Düsseldorf — Auf den Stahl- und Schrottmärkten gab es zuletzt erhebliche Bewegung, meldet die IKB Deutsche Industriebank. Eine knappe Bevorratung bei vielen Schrottverbrauchern und anziehende Exporte (Türkei, Indien u. a. Länder) ließen die Schrottpreise stark steigen, zumal auch die Spotmarktnotierungen für Eisenerz weiter anzogen. Die Stahlhersteller versuchten, die höheren Vormaterialkosten voll weiterzugeben, was nicht immer gelang. Die europäische Stahlindustrie hofft auf stärkere Importrestriktionen für chinesische Produkte, was den Preisen ebenfalls Auftrieb geben sollte.

Auch im Mai dürften die Preise nochmals anziehen. Das übliche Sommerloch auf den Schrottmärkten dürfte jedoch im Juni für eine kräftige Korrektur sorgen, wobei diese sich primär auf Neuschrotte beziehen wird. Dies wird dann entsprechende Dämpfungseffekte auch auf die Stahlpreise ausüben, zumal dann auch der Anstieg der Erzpreise erst einmal unterbrochen sein wird.

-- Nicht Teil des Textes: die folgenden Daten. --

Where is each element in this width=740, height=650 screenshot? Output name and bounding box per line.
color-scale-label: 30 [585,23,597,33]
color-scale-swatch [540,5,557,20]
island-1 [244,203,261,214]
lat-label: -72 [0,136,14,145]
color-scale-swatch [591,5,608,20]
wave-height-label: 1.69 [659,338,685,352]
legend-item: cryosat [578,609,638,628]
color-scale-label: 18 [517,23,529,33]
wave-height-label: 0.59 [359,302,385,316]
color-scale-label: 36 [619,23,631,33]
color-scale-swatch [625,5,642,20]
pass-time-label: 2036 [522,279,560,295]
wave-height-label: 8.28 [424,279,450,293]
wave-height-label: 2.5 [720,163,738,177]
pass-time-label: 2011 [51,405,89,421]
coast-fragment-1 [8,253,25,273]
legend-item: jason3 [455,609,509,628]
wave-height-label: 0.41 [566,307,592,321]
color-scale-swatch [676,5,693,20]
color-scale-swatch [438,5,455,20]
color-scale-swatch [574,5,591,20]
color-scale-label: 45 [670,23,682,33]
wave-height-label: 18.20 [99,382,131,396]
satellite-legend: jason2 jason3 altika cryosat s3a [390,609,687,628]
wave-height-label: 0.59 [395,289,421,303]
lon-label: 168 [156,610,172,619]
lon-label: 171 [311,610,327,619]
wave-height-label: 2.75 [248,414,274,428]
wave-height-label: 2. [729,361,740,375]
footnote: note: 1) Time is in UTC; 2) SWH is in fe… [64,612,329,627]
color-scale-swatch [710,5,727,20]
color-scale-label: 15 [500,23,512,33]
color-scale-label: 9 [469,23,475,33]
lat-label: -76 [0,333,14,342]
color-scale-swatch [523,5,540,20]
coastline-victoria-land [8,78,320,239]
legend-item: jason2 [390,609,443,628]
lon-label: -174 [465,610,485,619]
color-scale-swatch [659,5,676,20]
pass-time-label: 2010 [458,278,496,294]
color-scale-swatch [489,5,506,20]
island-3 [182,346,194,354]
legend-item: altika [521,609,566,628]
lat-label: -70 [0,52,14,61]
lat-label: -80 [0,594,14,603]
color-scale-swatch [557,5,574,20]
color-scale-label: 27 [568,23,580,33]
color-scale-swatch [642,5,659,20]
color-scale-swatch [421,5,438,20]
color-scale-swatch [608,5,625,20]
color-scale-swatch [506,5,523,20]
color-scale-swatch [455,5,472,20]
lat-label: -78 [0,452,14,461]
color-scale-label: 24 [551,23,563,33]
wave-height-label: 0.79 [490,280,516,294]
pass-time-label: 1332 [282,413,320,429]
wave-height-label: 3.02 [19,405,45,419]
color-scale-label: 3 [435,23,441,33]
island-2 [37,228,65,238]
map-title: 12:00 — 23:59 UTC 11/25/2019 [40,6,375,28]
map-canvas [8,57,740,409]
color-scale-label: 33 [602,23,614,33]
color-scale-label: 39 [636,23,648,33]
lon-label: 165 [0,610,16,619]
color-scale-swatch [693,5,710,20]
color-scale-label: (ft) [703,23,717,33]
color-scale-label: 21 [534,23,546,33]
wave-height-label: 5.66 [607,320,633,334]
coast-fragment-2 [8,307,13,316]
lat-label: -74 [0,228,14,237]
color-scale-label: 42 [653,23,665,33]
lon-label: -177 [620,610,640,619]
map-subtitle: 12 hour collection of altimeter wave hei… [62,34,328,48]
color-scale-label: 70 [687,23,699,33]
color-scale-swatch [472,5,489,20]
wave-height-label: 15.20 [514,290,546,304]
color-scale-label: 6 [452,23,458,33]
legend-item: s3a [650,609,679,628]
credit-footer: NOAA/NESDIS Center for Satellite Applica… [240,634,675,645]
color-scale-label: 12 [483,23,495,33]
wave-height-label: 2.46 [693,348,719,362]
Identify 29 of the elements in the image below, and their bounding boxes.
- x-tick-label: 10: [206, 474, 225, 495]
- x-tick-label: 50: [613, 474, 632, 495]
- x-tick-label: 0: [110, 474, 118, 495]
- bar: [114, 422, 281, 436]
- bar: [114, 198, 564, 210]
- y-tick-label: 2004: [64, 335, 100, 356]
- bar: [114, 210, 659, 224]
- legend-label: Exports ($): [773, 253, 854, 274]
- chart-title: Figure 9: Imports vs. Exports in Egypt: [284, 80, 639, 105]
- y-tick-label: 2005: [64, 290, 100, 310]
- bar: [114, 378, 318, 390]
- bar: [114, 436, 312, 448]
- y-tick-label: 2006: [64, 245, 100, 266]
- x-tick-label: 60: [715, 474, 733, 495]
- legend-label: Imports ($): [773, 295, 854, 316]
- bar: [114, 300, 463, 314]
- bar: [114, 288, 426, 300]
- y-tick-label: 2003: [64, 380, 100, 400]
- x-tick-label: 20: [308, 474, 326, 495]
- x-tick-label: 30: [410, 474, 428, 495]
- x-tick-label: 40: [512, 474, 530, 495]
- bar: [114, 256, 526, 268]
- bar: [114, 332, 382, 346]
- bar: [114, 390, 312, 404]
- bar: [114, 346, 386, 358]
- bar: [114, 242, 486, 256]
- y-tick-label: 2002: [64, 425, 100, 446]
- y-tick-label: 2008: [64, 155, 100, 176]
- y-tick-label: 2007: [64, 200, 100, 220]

Obwohl die Weltrohstahlproduktion im ersten Quartal 2016 um 3,6 Prozent gesunken ist, erwartet die IKB 2016 eine Seitwärtsbewegung. Für Deutschland und die EU seieht die Bank eine leicht verringerte Produktion, geht aber von einer Erholung in Osteuropa aus. Im März 2016 zog die Produktion in China an. Die Schrottpreise profitierten von erneut höheren Eisenerzpreisen (+7,5 Prozent) und hoher In- und Auslandsnachfrage. Altschrotte sind weiter knapp. Die Weltrohstahlpreise verteuerten sich bei Flachprodukten um bis zu 11,5 Prozent, Langprodukte legten etwas weniger zu. Flachstahlpreise in Europa stiegen bis zu 14 Prozent, Bewehrungsstahl nur bis zu 7 Prozent. In der Tendenz wird bis Ende Q2 2016 ein leichter Stahlpreisanstieg, bei Schrotten ein Anstieg im Mai und und im Juni eine Preiskorrektur nach unten erwartet.

Die Weltproduktion von Primäraluminium ist im ersten Quartal 2016 in Amerika und China gesunken, in den übrigen Regionen angestiegen. Für das Gesamtjahr sieht die IKB einen Anstieg auf bis zu 59 Mio. t, davon bis zu 32 Mio. t aus China. Die Lagerbestände an der LME sanken im April auf 2,66 Mio. t, diejenigen der SHFE auf rund 310.000 t. Die investive Nachfrage legte im April zu: Die Anzahl der Handelskontrakte stieg um 44 Prozent. In der Tendenz bewegen sich die Primäraluminiumpreise bis Ende Juni 2016 um die Marke von 1.650 US-$ je Tonne mit einem Band von 150 US-$, die Preise von Recyclingaluminium oszillieren im gleichen Umfang. Zum Quartalsende bewegen sich die Preise in der Nähe von 1.700 US-$.

Die weltweite Kupferminenproduktion expandierte im Januar 2016 um 2 Prozent. Die Kapazitätsauslastung der Kupferminen sank jedoch um 2,3 Prozent auf unter 82 Prozent. Die Raffinadeproduktion wuchs um 7 Prozent, der weltweite Verbrauch legte um 4,5 Prozent zu. Im Gesamtjahr sollte ein Zuwachs von gut einem Prozent erfolgen. Aktuell erwartet die IKB für 2016 einen kleinen Angebotsüberschuss. Die Vorräte an der LME liegen bei rund 150.000 t, diejenigen an der SHFE reduzierten sich auf 312.000 t. Die investive Nachfrage ging im April seitwärts: die Anzahl der Handelskontrakte blieb nahezu unverändert. In der Tendenz prognostiziert die IKB die Kupfernotierung in den nächsten zwei Monaten weiter in einem Band von 700 US-$ um die Marke von 5.000 US-$ je Tonne.